A última parte que divulguei trouxe os comentários de Steve Averill sobre seu trabalho na criação das capas dos álbuns do U2, de Boy até The Unforgettable Fire. Concluindo agora então, com mais algumas informações sobre esse assunto, e as capas que seguiram até o Pop:

Unforgettable Fire definiu o tom para o Joshua Tree, quase trazendo a presença física da banda pra dentro da paisagem. Acho que o título provisório para o Joshua Tree era The Two Americas. O conceito do Bono era que o lugar onde o deserto encontra a civilização é um lugar bruto. Então inicialmente decidimos encontrar uma cidade fantasma que pudesse expressar isso – e achamos. A capa foi fotografada em preto e branco perto de Zabriskie Point.

Com o Rattle & Hum eu fui com a banda para Los Angeles e gastamos algum tempo discutindo idéias com eles e as pessoas na Paramount Pictures. Ficou óbvio pra mim bem cedo que não havia sentido em fingir estar fazendo alguma coisa, porque eu não tinha o equipamento em Los Angeles que eu tinha em Dublin e eu estava até contente com isso. Eu sabia como a capa ía ser, então gastei 10 horas pesquisando e editando imagens de shows ao vivo até encontrar aquela imagem do Bono com o holofote apontado para o Edge. A foto veio de Bullet the Blue Sky no show, onde o Bono queria passar a sensação de uma guerra com o holofote, e a música tinha um som pesado e cru. Isso veio até certo ponto de suas experiências quando esteve na América do Sul. Bem cedo ele sabia, mais ou menos, que essa era a imagem que ele queria mostrar. No fim, acabou sendo refeita em estúdio com o Anton Corbijn.

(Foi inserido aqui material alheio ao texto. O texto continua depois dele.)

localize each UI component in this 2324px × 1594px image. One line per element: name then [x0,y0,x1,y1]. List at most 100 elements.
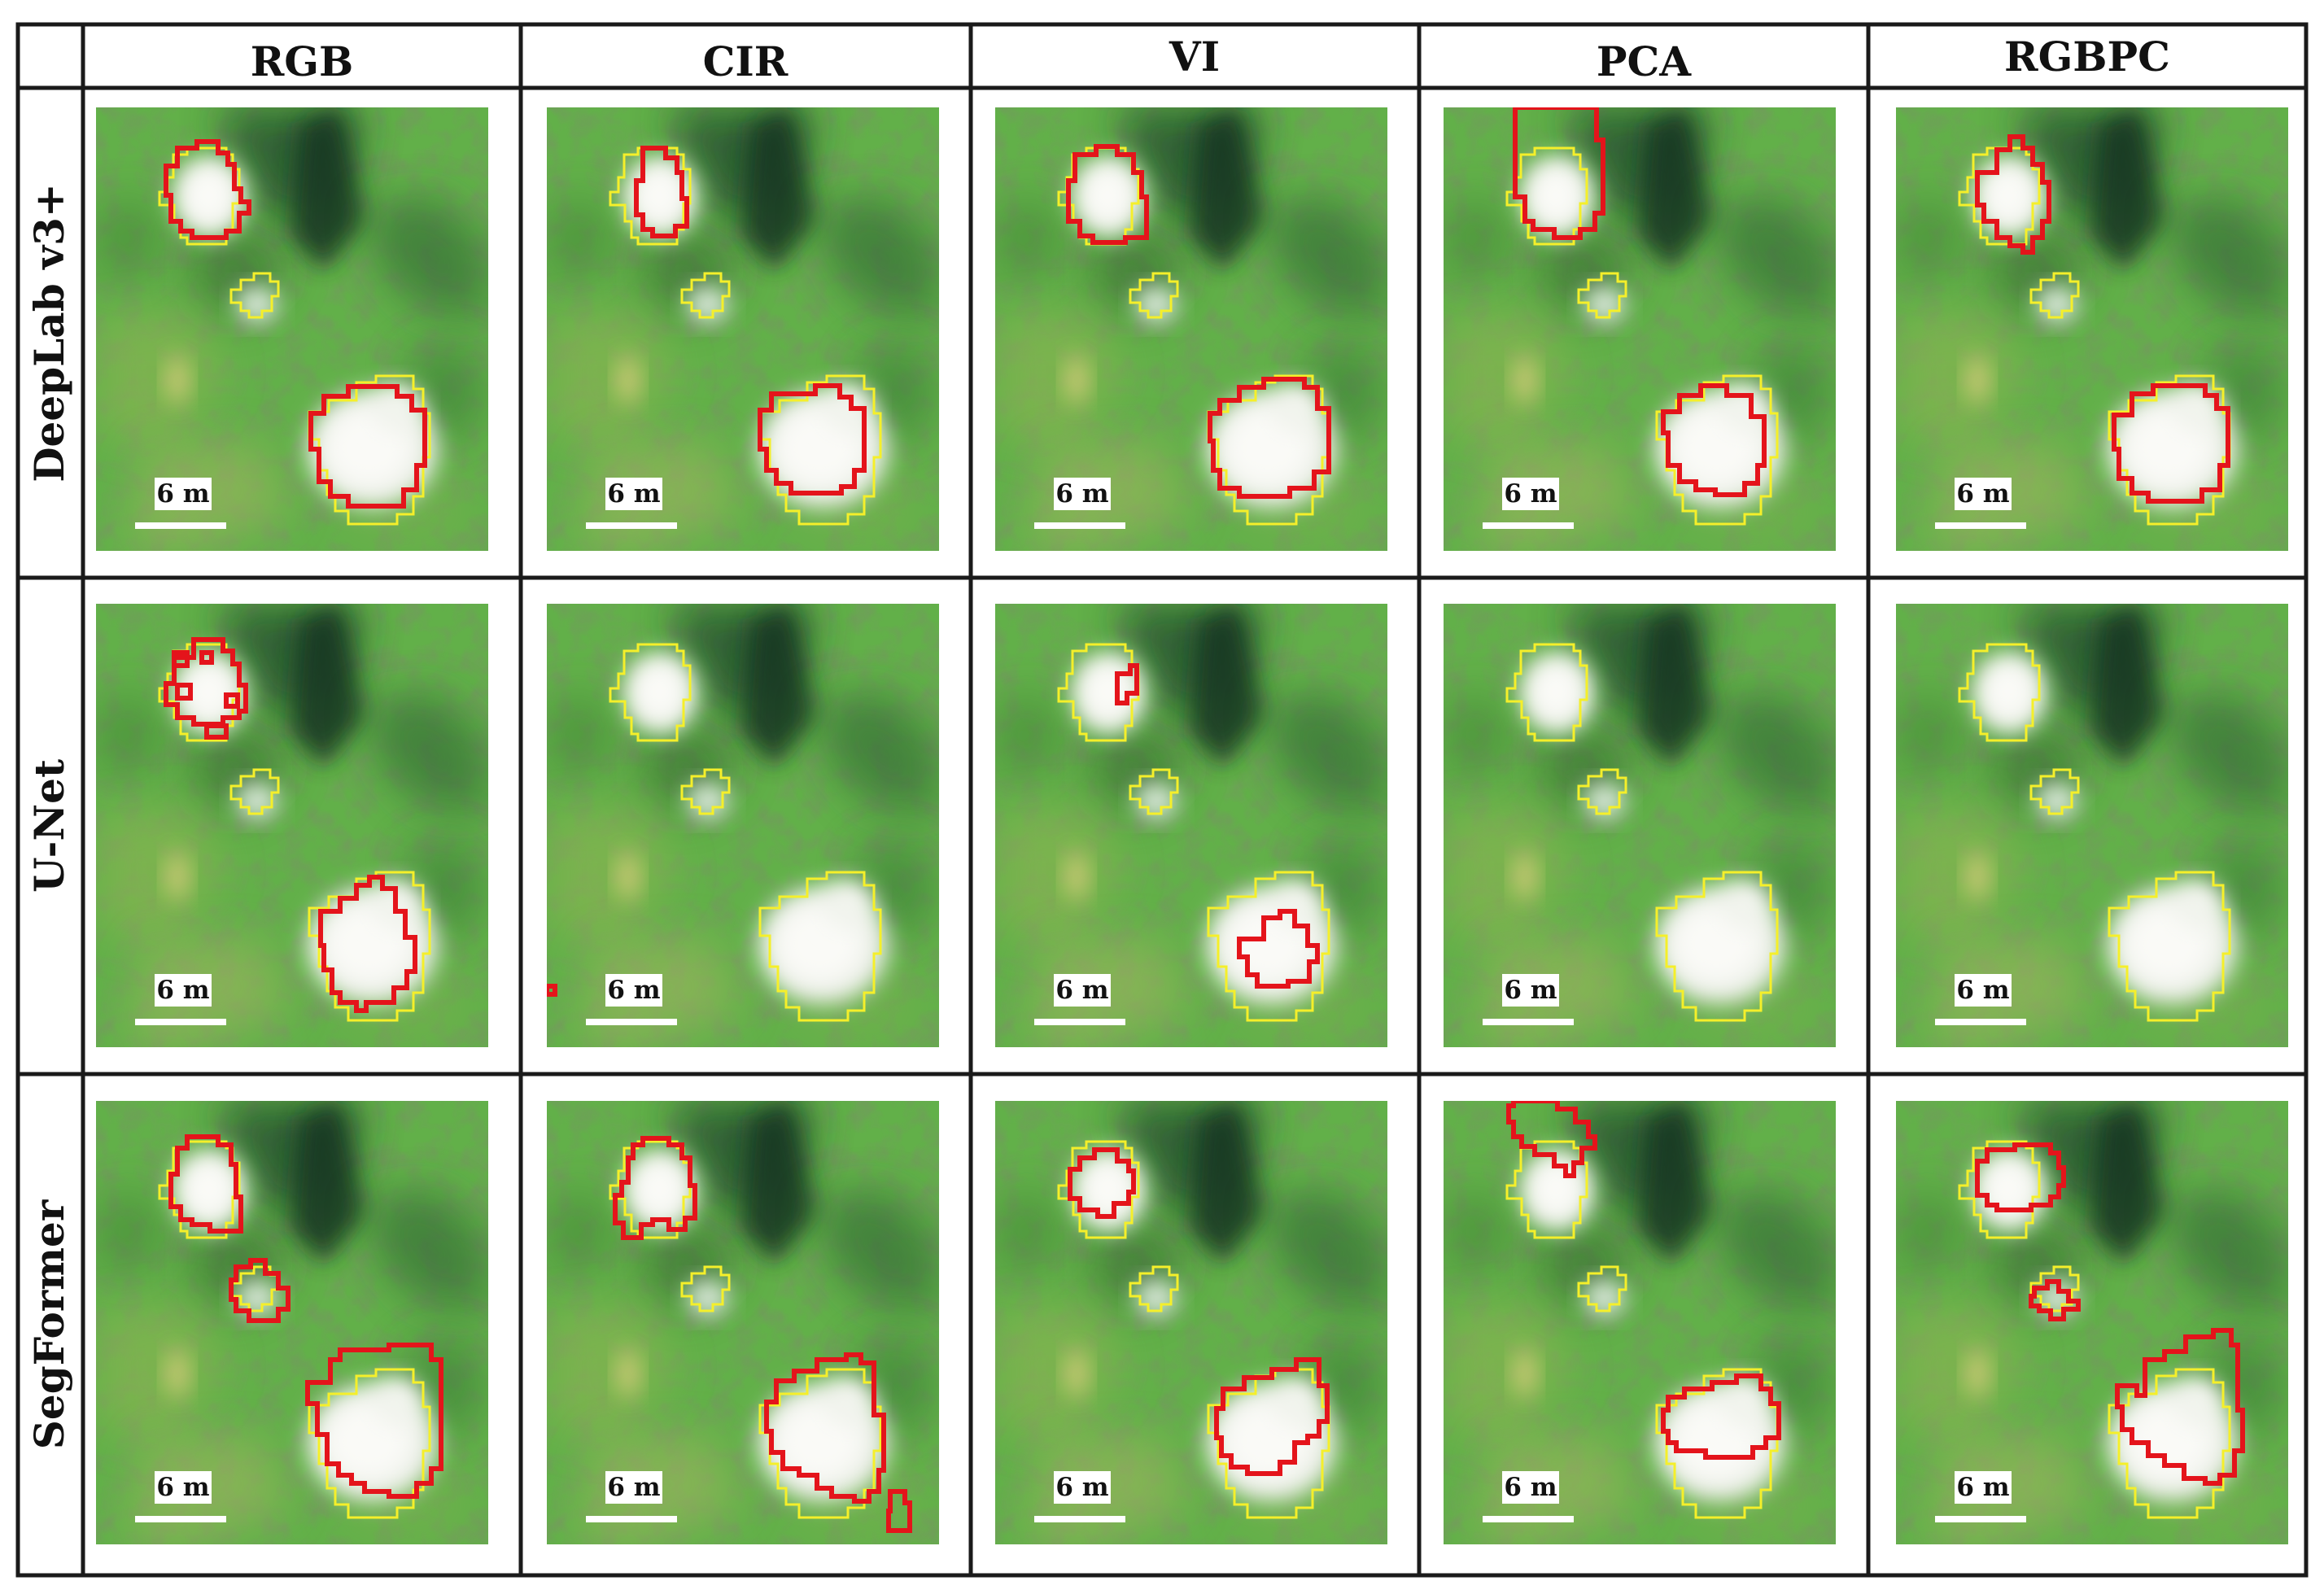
scale-bar-label: 6 m [156,976,209,1005]
panel-u-net-cir: 6 m [547,604,939,1047]
prediction-outline [1506,1101,1597,1178]
prediction-outline [168,1134,243,1234]
scale-label-box [1054,1471,1111,1504]
prediction-outline [1237,909,1320,989]
panel-segformer-vi: 6 m [995,1101,1387,1544]
scale-bar-label: 6 m [607,976,660,1005]
scale-label-box [1955,478,2012,510]
prediction-outline [613,1136,697,1240]
prediction-outline [764,1352,886,1504]
column-header-rgb: RGB [251,37,354,85]
scale-bar [1034,1516,1125,1522]
panel-segformer-pca: 6 m [1444,1101,1836,1544]
scale-bar-label: 6 m [1055,479,1108,509]
scale-bar-label: 6 m [1956,1473,2009,1502]
prediction-outline [1661,1373,1781,1460]
column-header-rgbpc: RGBPC [2004,33,2170,81]
panel-u-net-rgbpc: 6 m [1896,604,2288,1047]
scale-bar-label: 6 m [1956,479,2009,509]
scale-bar [1034,1019,1125,1025]
scale-label-box [155,1471,212,1504]
prediction-outline [1208,377,1331,499]
scale-bar-label: 6 m [607,479,660,509]
scale-label-box [605,974,662,1007]
column-header-cir: CIR [703,37,788,85]
prediction-outline [1214,1357,1330,1476]
prediction-outline [886,1489,912,1533]
scale-bar-label: 6 m [1504,976,1557,1005]
scale-label-box [155,478,212,510]
row-header-segformer: SegFormer [25,1199,73,1449]
column-header-vi: VI [1169,33,1220,81]
grid-frame [15,22,2309,1578]
panel-u-net-vi: 6 m [995,604,1387,1047]
prediction-outline [634,146,689,238]
prediction-outline [1975,134,2051,255]
row-header-unet: U-Net [25,759,73,893]
scale-bar [586,522,677,529]
prediction-outline [204,723,229,740]
panel-deeplab-v3--vi: 6 m [995,107,1387,551]
scale-bar [1935,1516,2026,1522]
scale-bar [1483,1516,1574,1522]
panel-u-net-rgb: 6 m [96,604,488,1047]
scale-bar [1483,1019,1574,1025]
prediction-outline [1115,663,1139,705]
scale-bar [1935,522,2026,529]
scale-bar [1034,522,1125,529]
image-panels: 6 m 6 m 6 m 6 m 6 m 6 m 6 m 6 m 6 m 6 m 6 m 6 m 6 m 6… [96,107,2288,1544]
scale-bar-label: 6 m [1055,1473,1108,1502]
scale-bar-label: 6 m [156,479,209,509]
panel-segformer-rgbpc: 6 m [1896,1101,2288,1544]
scale-label-box [605,1471,662,1504]
panel-deeplab-v3--rgb: 6 m [96,107,488,551]
scale-bar-label: 6 m [607,1473,660,1502]
prediction-outline [2112,383,2230,504]
prediction-outline [1066,144,1149,245]
scale-label-box [155,974,212,1007]
row-headers: DeepLab v3+ U-Net SegFormer [25,183,73,1449]
panel-segformer-cir: 6 m [547,1101,939,1544]
scale-bar [135,1019,226,1025]
scale-bar [135,522,226,529]
scale-label-box [1502,1471,1559,1504]
row-header-deeplab: DeepLab v3+ [25,183,73,483]
scale-bar [586,1019,677,1025]
scale-bar-label: 6 m [1504,479,1557,509]
prediction-outline [164,637,248,727]
scale-label-box [1955,1471,2012,1504]
prediction-outline [229,1258,290,1323]
scale-bar-label: 6 m [1504,1473,1557,1502]
scale-bar [586,1516,677,1522]
prediction-outline [164,139,251,240]
scale-label-box [1502,478,1559,510]
prediction-outline [547,984,557,997]
scale-bar [135,1516,226,1522]
scale-label-box [605,478,662,510]
prediction-outline [1975,1142,2066,1212]
prediction-outline [318,875,417,1013]
prediction-outline [2029,1279,2081,1321]
column-headers: RGB CIR VI PCA RGBPC [251,33,2170,85]
scale-bar-label: 6 m [1956,976,2009,1005]
panel-deeplab-v3--pca: 6 m [1444,107,1836,551]
column-header-pca: PCA [1597,37,1692,85]
panel-u-net-pca: 6 m [1444,604,1836,1047]
prediction-outline [172,650,190,668]
prediction-outline [199,650,214,665]
scale-bar-label: 6 m [1055,976,1108,1005]
panel-deeplab-v3--cir: 6 m [547,107,939,551]
prediction-outline [1513,107,1605,240]
scale-bar [1483,522,1574,529]
scale-label-box [1054,974,1111,1007]
scale-bar-label: 6 m [156,1473,209,1502]
prediction-outline [224,692,240,709]
prediction-outline [1661,383,1767,497]
panel-segformer-rgb: 6 m [96,1101,488,1544]
prediction-outline [1068,1147,1136,1219]
prediction-outline [308,384,427,509]
scale-label-box [1502,974,1559,1007]
prediction-outline [305,1343,443,1499]
prediction-outline [175,683,193,701]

Achtung Baby foi o próximo, e representou uma imensa mudança em termos de reinvenção da banda. A sensação de ironia e divertimento, de brincar de ser um rock star, era a tônica do momento. E foi provavelmente um dos períodos mais extensamente fotografados para eles – Santa Cruz de Tenerife, Berlim, Marrocos. Começamos tentando achar uma imagem apenas que pudesse projetar o que eles queriam fazer e, passo a passo, essa imagem única se transformou em múltiplas imagens, de forma a refletir essa mudança completa. Decidimos então fazer uma montagem, com o maior número de imagens possíveis na capa. Existem cerca de 36 fotos no pacote completo, e isso causa uma impressão extraordinária. O sistema de grade foi introduzido, e depois seguido em ambos, Zooropa e Pop. Nós trouxemos o mesmo tema através de todas aquelas imagens em todas aquelas capas.

Achtung Baby representou uma imensa abertura para a forma como fazíamos as coisas. Zooropa aconteceu muito rapidamente. A turnê Zooropa se desenrolava na Europa e eles voltavam para o estúdio em Dublin com a frequência possível, quase a cada 2 dias, pra trabalhar nas gravações. Gastamos muitas noites no estúdio deles trabalhando em idéias, enquanto eles trabalhavam nas músicas. Era para ser um EP e depois virou um álbum, então o título da turnê foi sugerido. Inicialmente propusemos idéias baseadas na bandeira da União Européia, mas já haviam sido criadas uma ou duas capas com essa imagem. Em vez disso, criamos uma bandeira eletrônica usando computadores e imagens sobrepostas. Pegamos imagens da contracapa e sobrepusemos com títulos e outras coisas. Foi também a primeira capa que fizemos num Mac, então estávamos ainda experimentando com tecnologia informatizada. Ao longo dos anos, desenvolvemos um certo entrosamento com as pessoas. Você tem uma idéia do que eles estão pensando ou pra onde estão indo.

A próxima capa de álbum que fizemos para o U2 foi a do Pop, pra qual nós queríamos um design que de certa forma refletisse artistas pop como Andy Warhol e Lichtenstein, não como uma homenagem, mas mais como algo que eles teriam feito se tivessem a tecnologia de computadores que nós temos. Nós queríamos que o programa da turnê se expandisse além disso. Por si só aquela turnê era fenomenal, e a capa do programa se transformou num reflexo exatamente do que acontecia naquela época.”